One of Esteban’s men saw him and opened fire. The bullets sprayed the side of the plane, barely missing Joe.

“Elle?” Julia whispered with growing horror. Things had just gotten a whole lot worse. “That’s the plane’s fuel tank, isn’t it?”

“Yeah, the idiots hit the tank,” Elle said in the same tone.

Julia fought the urge to run towards Joe, screaming a warning. The plane’s fuel was trickling towards the fire beneath it. And Joe was much too close. Her mind threw up every fact she’d ever learned about aviation safety. She was grateful that her freaky need to make sure she was secure before she travelled had given her the data.

“Planes rarely explode,” she said, more to herself than anyone else. “The fuel usually burns and the body of the plane goes on fire. There might be a fireball, but they rarely explode unless there’s been a build-up of fumes in the tank.” She looked at Elle. “But the tank was full, right? The pilot refuelled in Cusco, didn’t he? There’s no space for fumes to occupy.”

“No,” Callum said. “We didn’t want to tip Esteban off that we were leaving the country. We planned to refuel over the border before carrying on home.”

Her eyes shot to the plane. “So the tank has plenty of space for fumes to build up. We have to warn them,” she said to Callum, aware of how hysterical she sounded.

“How?” he said.

She had no answer. Joe was out there. Close to the plane. With men shooting at him. And his phone was dead.

“We need to move back,” Callum said. “Everybody in the car. Julia, you’re driving. Move it. Now!”

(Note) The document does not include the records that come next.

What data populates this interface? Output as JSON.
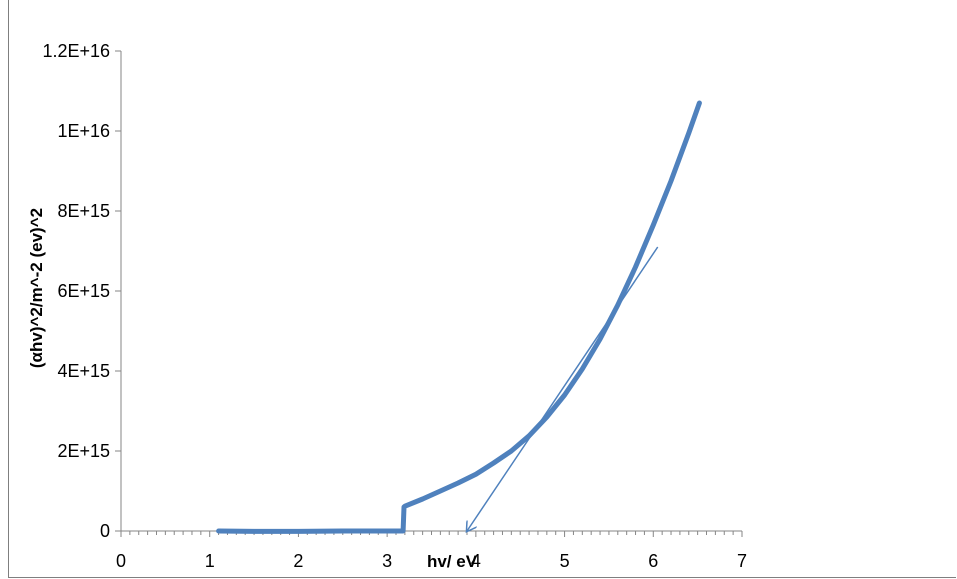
{
  "chart_data": {
    "type": "line",
    "title": "",
    "xlabel": "hv/ eV",
    "ylabel": "(αhv)^2/m^-2 (ev)^2",
    "xlim": [
      0,
      7
    ],
    "ylim": [
      0,
      1.2e+16
    ],
    "x_ticks": [
      0,
      1,
      2,
      3,
      4,
      5,
      6,
      7
    ],
    "y_ticks": [
      0,
      2000000000000000.0,
      4000000000000000.0,
      6000000000000000.0,
      8000000000000000.0,
      1e+16,
      1.2e+16
    ],
    "y_tick_labels": [
      "0",
      "2E+15",
      "4E+15",
      "6E+15",
      "8E+15",
      "1E+16",
      "1.2E+16"
    ],
    "series_color": "#4F81BD",
    "series": [
      {
        "x": [
          1.1,
          1.5,
          2.0,
          2.5,
          2.9,
          3.18,
          3.19,
          3.2,
          3.4,
          3.6,
          3.8,
          4.0,
          4.2,
          4.4,
          4.6,
          4.8,
          5.0,
          5.2,
          5.4,
          5.6,
          5.8,
          6.0,
          6.2,
          6.4,
          6.52
        ],
        "y": [
          0,
          -10000000000000.0,
          -10000000000000.0,
          0,
          0,
          0,
          600000000000000.0,
          620000000000000.0,
          800000000000000.0,
          1000000000000000.0,
          1200000000000000.0,
          1420000000000000.0,
          1700000000000000.0,
          2000000000000000.0,
          2380000000000000.0,
          2850000000000000.0,
          3400000000000000.0,
          4050000000000000.0,
          4800000000000000.0,
          5650000000000000.0,
          6600000000000000.0,
          7650000000000000.0,
          8750000000000000.0,
          9950000000000000.0,
          1.07e+16
        ]
      }
    ],
    "annotation": {
      "type": "tangent-arrow",
      "from": [
        6.05,
        7100000000000000.0
      ],
      "to": [
        3.9,
        0
      ]
    },
    "grid": false,
    "legend": "none"
  }
}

As Julia clambered in behind the wheel, another thought made her stomach heave. “Where’s Esteban?”

Callum’s expression was tight. “The bastard is in the hangar.”

“With Joe,” Julia whispered as she put the car in gear and drove around the building, away from the blaze.

Chapter 31

Joe spotted Esteban running for the hangar, and took a minute to check inside the plane. All three members of the crew were dead. Assassinated by Esteban’s bullets. As he ran through the cabin, he stumbled on two large crates and his heart stopped beating for a second. The crates were marked as full of ammunition. Esteban had obviously thought to kill two birds with one stone when he’d hijacked their plane in Cusco. He’d planned to use it to get Patricia and the treasure, and to transport his illegal weapons one step closer to Lima.

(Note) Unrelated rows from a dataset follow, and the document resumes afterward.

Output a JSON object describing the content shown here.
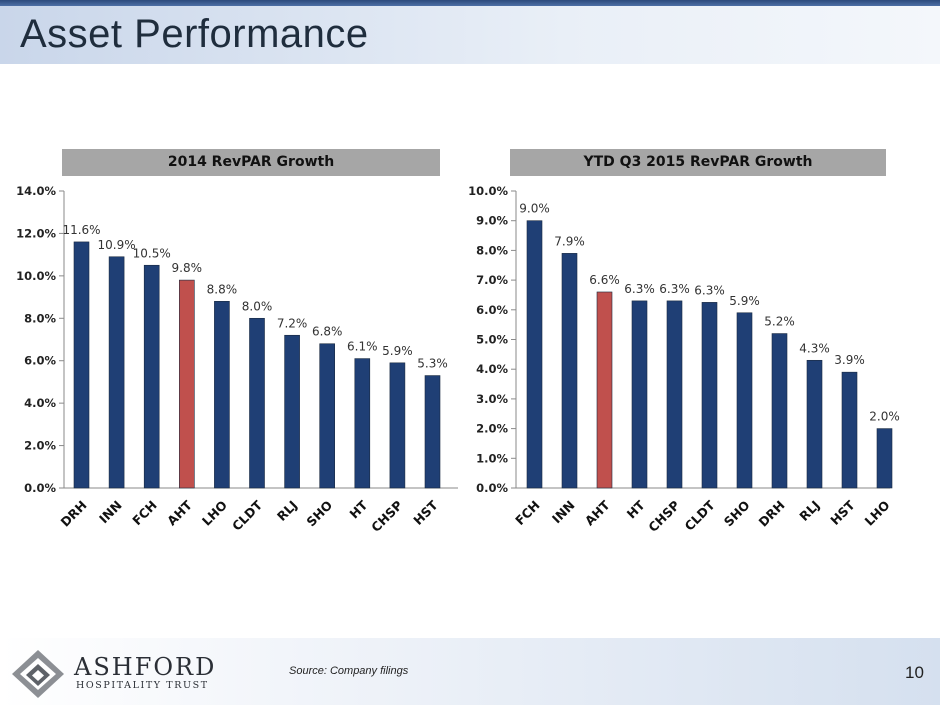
{
  "page": {
    "title": "Asset Performance",
    "source": "Source: Company filings",
    "page_number": "10",
    "logo_name": "ASHFORD",
    "logo_subtitle": "HOSPITALITY TRUST"
  },
  "colors": {
    "bar": "#1f3f75",
    "highlight": "#c0504d"
  },
  "chart_data": [
    {
      "type": "bar",
      "title": "2014 RevPAR Growth",
      "categories": [
        "DRH",
        "INN",
        "FCH",
        "AHT",
        "LHO",
        "CLDT",
        "RLJ",
        "SHO",
        "HT",
        "CHSP",
        "HST"
      ],
      "values": [
        11.6,
        10.9,
        10.5,
        9.8,
        8.8,
        8.0,
        7.2,
        6.8,
        6.1,
        5.9,
        5.3
      ],
      "data_labels": [
        "11.6%",
        "10.9%",
        "10.5%",
        "9.8%",
        "8.8%",
        "8.0%",
        "7.2%",
        "6.8%",
        "6.1%",
        "5.9%",
        "5.3%"
      ],
      "highlight": "AHT",
      "ylim": [
        0,
        14
      ],
      "yticks": [
        0,
        2,
        4,
        6,
        8,
        10,
        12,
        14
      ],
      "ytick_labels": [
        "0.0%",
        "2.0%",
        "4.0%",
        "6.0%",
        "8.0%",
        "10.0%",
        "12.0%",
        "14.0%"
      ],
      "grid": false,
      "legend": "none"
    },
    {
      "type": "bar",
      "title": "YTD Q3 2015 RevPAR Growth",
      "categories": [
        "FCH",
        "INN",
        "AHT",
        "HT",
        "CHSP",
        "CLDT",
        "SHO",
        "DRH",
        "RLJ",
        "HST",
        "LHO"
      ],
      "values": [
        9.0,
        7.9,
        6.6,
        6.3,
        6.3,
        6.25,
        5.9,
        5.2,
        4.3,
        3.9,
        2.0
      ],
      "data_labels": [
        "9.0%",
        "7.9%",
        "6.6%",
        "6.3%",
        "6.3%",
        "6.3%",
        "5.9%",
        "5.2%",
        "4.3%",
        "3.9%",
        "2.0%"
      ],
      "highlight": "AHT",
      "ylim": [
        0,
        10
      ],
      "yticks": [
        0,
        1,
        2,
        3,
        4,
        5,
        6,
        7,
        8,
        9,
        10
      ],
      "ytick_labels": [
        "0.0%",
        "1.0%",
        "2.0%",
        "3.0%",
        "4.0%",
        "5.0%",
        "6.0%",
        "7.0%",
        "8.0%",
        "9.0%",
        "10.0%"
      ],
      "grid": false,
      "legend": "none"
    }
  ]
}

Now, those weapons were sitting in a plane that was resting on a burning car. And there was nothing Joe could do about it. The crates were too big, and the priority was protecting the team.

Protecting Julia.

With one last glance at the crew members who’d been brutally slaughtered for doing their jobs, he ran down the stairs and headed for the hangar.

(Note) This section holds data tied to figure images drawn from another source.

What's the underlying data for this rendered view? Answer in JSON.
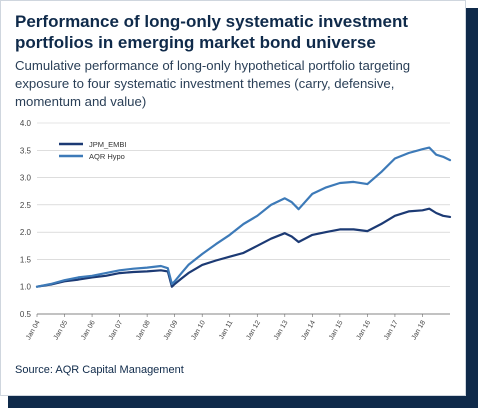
{
  "header": {
    "title": "Performance of long-only systematic investment portfolios in emerging market bond universe",
    "subtitle": "Cumulative performance of long-only hypothetical portfolio targeting exposure to four systematic investment themes (carry, defensive, momentum and value)"
  },
  "footer": {
    "source": "Source: AQR Capital Management"
  },
  "colors": {
    "dark_navy": "#0f2a4a",
    "series_dark": "#1c3a74",
    "series_light": "#3d7ab8"
  },
  "chart_data": {
    "type": "line",
    "title": "",
    "xlabel": "",
    "ylabel": "",
    "ylim": [
      0.5,
      4.0
    ],
    "yticks": [
      "0.5",
      "1.0",
      "1.5",
      "2.0",
      "2.5",
      "3.0",
      "3.5",
      "4.0"
    ],
    "xticks": [
      "Jan 04",
      "Jan 05",
      "Jan 06",
      "Jan 07",
      "Jan 08",
      "Jan 09",
      "Jan 10",
      "Jan 11",
      "Jan 12",
      "Jan 13",
      "Jan 14",
      "Jan 15",
      "Jan 16",
      "Jan 17",
      "Jan 18"
    ],
    "grid": "horizontal",
    "legend_position": "top-left",
    "x": [
      2004.0,
      2004.5,
      2005.0,
      2005.5,
      2006.0,
      2006.5,
      2007.0,
      2007.5,
      2008.0,
      2008.5,
      2008.75,
      2008.9,
      2009.0,
      2009.25,
      2009.5,
      2010.0,
      2010.5,
      2011.0,
      2011.5,
      2012.0,
      2012.5,
      2013.0,
      2013.25,
      2013.5,
      2014.0,
      2014.5,
      2015.0,
      2015.5,
      2016.0,
      2016.5,
      2017.0,
      2017.5,
      2018.0,
      2018.25,
      2018.5,
      2018.75,
      2019.0
    ],
    "series": [
      {
        "name": "JPM_EMBI",
        "color": "#1c3a74",
        "values": [
          1.0,
          1.04,
          1.1,
          1.13,
          1.17,
          1.2,
          1.25,
          1.27,
          1.28,
          1.3,
          1.28,
          1.0,
          1.05,
          1.15,
          1.25,
          1.4,
          1.48,
          1.55,
          1.62,
          1.75,
          1.88,
          1.98,
          1.92,
          1.82,
          1.95,
          2.0,
          2.05,
          2.05,
          2.02,
          2.15,
          2.3,
          2.38,
          2.4,
          2.43,
          2.35,
          2.3,
          2.28
        ]
      },
      {
        "name": "AQR Hypo",
        "color": "#3d7ab8",
        "values": [
          1.0,
          1.05,
          1.12,
          1.17,
          1.2,
          1.25,
          1.3,
          1.33,
          1.35,
          1.38,
          1.34,
          1.05,
          1.1,
          1.25,
          1.4,
          1.6,
          1.78,
          1.95,
          2.15,
          2.3,
          2.5,
          2.62,
          2.55,
          2.42,
          2.7,
          2.82,
          2.9,
          2.92,
          2.88,
          3.1,
          3.35,
          3.45,
          3.52,
          3.55,
          3.42,
          3.38,
          3.32
        ]
      }
    ]
  }
}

A burst of gunfire came at him from the left, almost hitting his head before he threw himself to the tarmac and fired. Three bullets. He’d hit the guy’s arm. His attacker retreated, but the damage to the plane was already done. There was fuel leaking from the tank. And it was heading straight for the fire beneath it.

It was past time to end this thing.

Joe ran for the hangar, hugging the wall at the side of the gaping doors, all too aware of the heat at his back telling him time was running out fast. Esteban wasn’t even trying to hide; he was over at the door on the opposite side of the building from the entrance the planes would use, and was shouting at his last remaining men.

“Get the woman,” he told them. “Stop fighting the men and get the woman.”

It was too late. Esteban had lost. He just didn’t know it yet.